As the following trace shows, each time a goal succeeds, it is by choosing the first clause of my_member/2. Whenever an additional solution is requested, Prolog backtracks from the first clause of the definition and tries the second clause instead, until all possibilities have been exhausted.

[trace]  ?- my_member(X, [a,b,c]).  
   Call: (7) my_member(_G292, [a, b, c]) ? creep  
   Exit: (7) my_member(a, [a, b, c]) ? creep  
 
X = a ;  
   Redo: (7) my_member(_G292, [a, b, c]) ? creep  
   Call: (8) my_member(_G292, [b, c]) ? creep  
   Exit: (8) my_member(b, [b, c]) ? creep  
   Exit: (7) my_member(b, [a, b, c]) ? creep  
 
X = b ;  
   Redo: (8) my_member(_G292, [b, c]) ? creep  
   Call: (9) my_member(_G292, [c]) ? creep  
   Exit: (9) my_member(c, [c]) ? creep  
   Exit: (8) my_member(c, [b, c]) ? creep  
   Exit: (7) my_member(c, [a, b, c]) ? creep  
 
X = c ;  
   Redo: (9) my_member(_G292, [c]) ? creep  
   Call: (10) my_member(_G292, []) ? creep  
   Fail: (10) my_member(_G292, []) ? creep  
   Fail: (9) my_member(_G292, [c]) ? creep  
   Fail: (8) my_member(_G292, [b, c]) ? creep  
   Fail: (7) my_member(_G292, [a, b, c]) ? creep  
 
No

Here is a modified version of the standard definition of member/2; one with a cut in the first clause. How does its behaviour differ from the standard member/2, and why?12

my_memberchk(Item, [Item|_]):- !.  
 
my_memberchk(Item, [_|Tail]):-  
   my_memberchk(Item, Tail).

Exercise 13Do this exercise with pencil and paper; not on a computer.

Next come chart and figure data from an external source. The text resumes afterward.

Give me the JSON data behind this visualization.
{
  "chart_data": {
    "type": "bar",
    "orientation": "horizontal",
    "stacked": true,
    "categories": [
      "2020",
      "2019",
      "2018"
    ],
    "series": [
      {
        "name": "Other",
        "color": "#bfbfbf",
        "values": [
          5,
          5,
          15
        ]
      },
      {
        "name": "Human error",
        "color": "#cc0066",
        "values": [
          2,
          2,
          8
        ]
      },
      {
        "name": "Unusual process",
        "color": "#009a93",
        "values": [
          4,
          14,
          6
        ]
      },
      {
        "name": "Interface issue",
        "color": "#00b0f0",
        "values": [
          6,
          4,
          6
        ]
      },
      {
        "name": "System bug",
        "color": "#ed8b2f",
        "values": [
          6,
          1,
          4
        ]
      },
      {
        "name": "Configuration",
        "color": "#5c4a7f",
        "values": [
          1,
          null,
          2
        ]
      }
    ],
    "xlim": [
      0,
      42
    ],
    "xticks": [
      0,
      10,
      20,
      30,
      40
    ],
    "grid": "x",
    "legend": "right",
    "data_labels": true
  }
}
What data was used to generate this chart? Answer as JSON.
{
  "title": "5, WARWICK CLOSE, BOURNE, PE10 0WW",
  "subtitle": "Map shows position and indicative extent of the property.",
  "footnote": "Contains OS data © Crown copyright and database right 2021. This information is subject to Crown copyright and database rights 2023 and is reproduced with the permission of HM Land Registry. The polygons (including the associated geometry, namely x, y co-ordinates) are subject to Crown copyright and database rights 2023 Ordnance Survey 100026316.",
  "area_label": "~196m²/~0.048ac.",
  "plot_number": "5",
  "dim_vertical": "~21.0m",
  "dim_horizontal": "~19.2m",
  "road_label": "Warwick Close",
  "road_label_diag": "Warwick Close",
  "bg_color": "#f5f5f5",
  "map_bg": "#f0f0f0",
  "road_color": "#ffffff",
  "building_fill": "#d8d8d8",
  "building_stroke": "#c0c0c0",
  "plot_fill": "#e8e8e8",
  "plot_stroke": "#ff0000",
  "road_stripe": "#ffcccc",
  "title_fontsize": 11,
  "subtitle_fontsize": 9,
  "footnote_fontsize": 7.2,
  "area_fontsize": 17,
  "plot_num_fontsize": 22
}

What is the function of the following program?

pred(X, [X]).  
pred(X, [_|Y]):-  
     pred(X, Y).

Provide a trace of the program executing the following call and state what the value of X will be when the call terminates.

|?- pred(X, [the,talk,of,the,town]).

What would be the result of forcing the program to backtrack?